News Story Archive

FUDS Exhibit Draws a Crowd at El Centro Air Show

Public Affairs
Published April 12, 2012
EL CENTRO, Calif. - A young visitor to the air show learned about UXO by talking to FUDS Project Manager Sonny Franks (right).  He also spent time playing a beanbag toss game at the FUDS booth.

EL CENTRO, Calif. - A young visitor to the air show learned about UXO by talking to FUDS Project Manager Sonny Franks (right). He also spent time playing a beanbag toss game at the FUDS booth.

Have you ever been outside riding your bike or camping and stumbled upon something that looked suspiciously like a bomb or a dangerous object?  If you did, what was your reaction?  Did you want to pick it up?   Well don’t do it!!!  If you didn’t drop it, don’t pick it up!    RECOGNIZE!! RETREAT!! REPORT!!

These were the messages the Corps’ Formerly Used Defense Sites (FUDS) team was communicating during the El Centro, Calif., Air Show March 10.   

Sonny Franks, District FUDS project manager, teamed up with Randy Tabije, a FUDS project manager from Los Angeles District, and contractors from Bristol Environmental Remediation Services, Inc., to attend the show and talk to people.  And, more than 10,500 people, approximately one-fourth of the El Centro population, attended the show.

“The focus of our team is to educate individuals 25 years and younger regarding the hazards of finding unexploded ordnance (UXO) in the desert and bringing it home,” Franks said. 

El Centro and the surrounding land is prime for finding UXO because during World War II the area was used as the Desert Training Center, California-Arizona Maneuver Area.
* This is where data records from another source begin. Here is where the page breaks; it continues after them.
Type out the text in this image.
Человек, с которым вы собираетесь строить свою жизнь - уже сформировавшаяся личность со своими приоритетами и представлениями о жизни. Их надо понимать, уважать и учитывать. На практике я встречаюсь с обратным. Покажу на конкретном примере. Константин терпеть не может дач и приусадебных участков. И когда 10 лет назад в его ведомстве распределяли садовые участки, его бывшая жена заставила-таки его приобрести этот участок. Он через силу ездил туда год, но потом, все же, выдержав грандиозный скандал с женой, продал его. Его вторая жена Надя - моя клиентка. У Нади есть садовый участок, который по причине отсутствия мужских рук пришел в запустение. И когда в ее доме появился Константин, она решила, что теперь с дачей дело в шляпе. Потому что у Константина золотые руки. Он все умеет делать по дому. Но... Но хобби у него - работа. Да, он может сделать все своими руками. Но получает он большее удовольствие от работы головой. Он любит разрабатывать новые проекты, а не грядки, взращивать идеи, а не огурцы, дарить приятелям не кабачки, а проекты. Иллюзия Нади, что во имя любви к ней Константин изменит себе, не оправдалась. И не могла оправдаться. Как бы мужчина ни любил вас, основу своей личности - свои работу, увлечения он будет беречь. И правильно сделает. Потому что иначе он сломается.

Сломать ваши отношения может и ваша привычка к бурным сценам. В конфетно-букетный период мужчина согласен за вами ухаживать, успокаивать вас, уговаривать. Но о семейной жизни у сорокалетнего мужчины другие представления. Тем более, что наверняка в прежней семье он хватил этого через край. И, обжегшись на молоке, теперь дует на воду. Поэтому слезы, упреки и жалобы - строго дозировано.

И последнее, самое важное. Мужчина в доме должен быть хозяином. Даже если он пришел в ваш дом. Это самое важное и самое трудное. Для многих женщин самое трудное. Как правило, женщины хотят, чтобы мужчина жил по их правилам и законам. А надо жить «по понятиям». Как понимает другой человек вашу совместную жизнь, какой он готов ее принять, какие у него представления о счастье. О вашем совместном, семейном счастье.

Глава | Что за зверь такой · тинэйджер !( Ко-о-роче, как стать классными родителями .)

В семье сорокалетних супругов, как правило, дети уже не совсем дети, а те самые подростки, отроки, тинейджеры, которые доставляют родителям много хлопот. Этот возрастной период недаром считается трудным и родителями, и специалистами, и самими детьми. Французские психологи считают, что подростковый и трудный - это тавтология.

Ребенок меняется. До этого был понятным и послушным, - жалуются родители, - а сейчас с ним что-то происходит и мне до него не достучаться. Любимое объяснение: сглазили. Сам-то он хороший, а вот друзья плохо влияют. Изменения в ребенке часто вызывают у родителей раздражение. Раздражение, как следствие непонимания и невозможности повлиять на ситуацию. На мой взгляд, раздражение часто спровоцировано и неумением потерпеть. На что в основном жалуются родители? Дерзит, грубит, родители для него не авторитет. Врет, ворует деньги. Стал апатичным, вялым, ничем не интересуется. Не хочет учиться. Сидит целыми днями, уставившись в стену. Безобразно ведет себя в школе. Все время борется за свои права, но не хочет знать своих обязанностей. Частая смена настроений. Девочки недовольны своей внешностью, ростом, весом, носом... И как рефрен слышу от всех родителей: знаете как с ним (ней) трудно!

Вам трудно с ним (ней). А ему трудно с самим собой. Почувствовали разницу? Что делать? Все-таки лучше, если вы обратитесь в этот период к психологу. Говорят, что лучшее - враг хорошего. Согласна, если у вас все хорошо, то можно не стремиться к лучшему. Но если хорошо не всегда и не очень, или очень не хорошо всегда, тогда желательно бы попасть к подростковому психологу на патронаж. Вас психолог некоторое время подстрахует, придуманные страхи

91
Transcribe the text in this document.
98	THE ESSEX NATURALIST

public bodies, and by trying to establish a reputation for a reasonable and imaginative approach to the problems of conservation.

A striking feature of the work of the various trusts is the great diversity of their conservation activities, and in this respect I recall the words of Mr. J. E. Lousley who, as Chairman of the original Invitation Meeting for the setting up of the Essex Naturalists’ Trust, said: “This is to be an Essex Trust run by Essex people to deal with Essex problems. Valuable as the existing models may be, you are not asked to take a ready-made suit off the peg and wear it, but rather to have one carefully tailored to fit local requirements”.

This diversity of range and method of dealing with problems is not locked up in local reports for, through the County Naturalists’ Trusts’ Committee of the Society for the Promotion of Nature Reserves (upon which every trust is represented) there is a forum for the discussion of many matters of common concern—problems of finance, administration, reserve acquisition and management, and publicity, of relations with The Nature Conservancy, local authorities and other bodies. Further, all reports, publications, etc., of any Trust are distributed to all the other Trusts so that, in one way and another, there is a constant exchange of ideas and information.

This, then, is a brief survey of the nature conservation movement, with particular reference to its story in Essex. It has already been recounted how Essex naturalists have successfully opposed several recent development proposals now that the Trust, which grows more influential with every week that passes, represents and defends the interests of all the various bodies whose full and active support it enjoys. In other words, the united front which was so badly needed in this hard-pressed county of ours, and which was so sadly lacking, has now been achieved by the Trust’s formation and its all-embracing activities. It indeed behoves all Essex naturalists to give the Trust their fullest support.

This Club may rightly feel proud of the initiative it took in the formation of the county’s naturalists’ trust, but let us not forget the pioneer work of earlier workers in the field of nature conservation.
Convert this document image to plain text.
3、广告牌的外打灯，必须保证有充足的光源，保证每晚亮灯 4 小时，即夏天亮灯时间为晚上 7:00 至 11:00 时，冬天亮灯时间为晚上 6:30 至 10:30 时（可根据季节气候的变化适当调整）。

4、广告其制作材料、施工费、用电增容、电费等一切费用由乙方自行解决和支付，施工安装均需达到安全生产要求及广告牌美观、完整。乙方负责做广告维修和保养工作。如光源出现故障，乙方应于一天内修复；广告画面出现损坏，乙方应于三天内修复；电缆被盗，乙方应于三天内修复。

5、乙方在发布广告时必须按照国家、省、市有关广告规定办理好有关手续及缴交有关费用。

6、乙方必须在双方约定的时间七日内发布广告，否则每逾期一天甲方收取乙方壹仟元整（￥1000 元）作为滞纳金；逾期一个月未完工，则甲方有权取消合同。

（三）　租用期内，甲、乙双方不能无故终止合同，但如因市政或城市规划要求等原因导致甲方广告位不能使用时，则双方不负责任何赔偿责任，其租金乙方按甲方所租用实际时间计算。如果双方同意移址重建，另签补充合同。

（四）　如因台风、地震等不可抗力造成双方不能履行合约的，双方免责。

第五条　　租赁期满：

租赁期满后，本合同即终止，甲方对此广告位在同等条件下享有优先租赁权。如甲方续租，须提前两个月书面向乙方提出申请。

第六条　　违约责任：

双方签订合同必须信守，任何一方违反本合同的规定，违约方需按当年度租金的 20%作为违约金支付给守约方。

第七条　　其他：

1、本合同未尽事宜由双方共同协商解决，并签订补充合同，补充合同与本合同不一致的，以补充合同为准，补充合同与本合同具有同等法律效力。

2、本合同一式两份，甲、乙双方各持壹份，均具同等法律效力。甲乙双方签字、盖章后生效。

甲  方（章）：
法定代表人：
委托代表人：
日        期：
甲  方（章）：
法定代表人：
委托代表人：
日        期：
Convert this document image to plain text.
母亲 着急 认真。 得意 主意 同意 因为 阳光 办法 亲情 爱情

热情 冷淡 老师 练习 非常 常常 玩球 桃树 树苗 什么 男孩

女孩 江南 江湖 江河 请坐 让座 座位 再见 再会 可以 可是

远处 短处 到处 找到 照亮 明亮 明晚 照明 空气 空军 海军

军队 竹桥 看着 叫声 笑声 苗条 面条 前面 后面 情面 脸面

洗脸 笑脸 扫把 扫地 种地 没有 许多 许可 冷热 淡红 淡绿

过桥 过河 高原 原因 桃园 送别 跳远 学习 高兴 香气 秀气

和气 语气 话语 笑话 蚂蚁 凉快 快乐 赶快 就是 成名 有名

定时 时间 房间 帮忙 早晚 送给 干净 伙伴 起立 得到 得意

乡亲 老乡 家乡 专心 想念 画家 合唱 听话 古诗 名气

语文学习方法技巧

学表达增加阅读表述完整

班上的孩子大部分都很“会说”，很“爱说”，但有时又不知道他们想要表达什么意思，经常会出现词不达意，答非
There, commanded by General George Patton, more than one million U.S. forces trained and carried out military maneuvers.

This area, often referred to as Patton’s Playground, covers 18,000 square miles from approximately Pomona, Calif., east to Phoenix, Ariz. and south to Yuma, Ariz.  The southern border of Nevada is rife with numerous UXO. 

The booth was set up with various shapes and sizes of inert ordnance on a table right in front, and most passersby, especially children and teens who visited the booth, immediately reached out to touch the items.  A FUDS representative was always there to say “Don’t touch the ordnance.”  It was a clever way to reach the teens and to explain how finding ordnance can have dangerous consequences. 

“It is natural to be curious and want to touch something, but these items can be fatal, and that’s why we have the ordnance display set up in this manner,” said Franks.  “We want to make a point and hopefully break the desire to pick up a UXO.”

Several attendees shared stories of having come upon various types of ordnance.  Some related stories of friends who picked up ordnance and brought it home, and it didn’t end well. Others shared information about where they had seen UXO.  The FUDS team had a map on hand to mark these locations, so they can follow up.    

The El Centro Air Show is the sixth of nine shows that the FUDS team will be attending to educate people this fiscal year.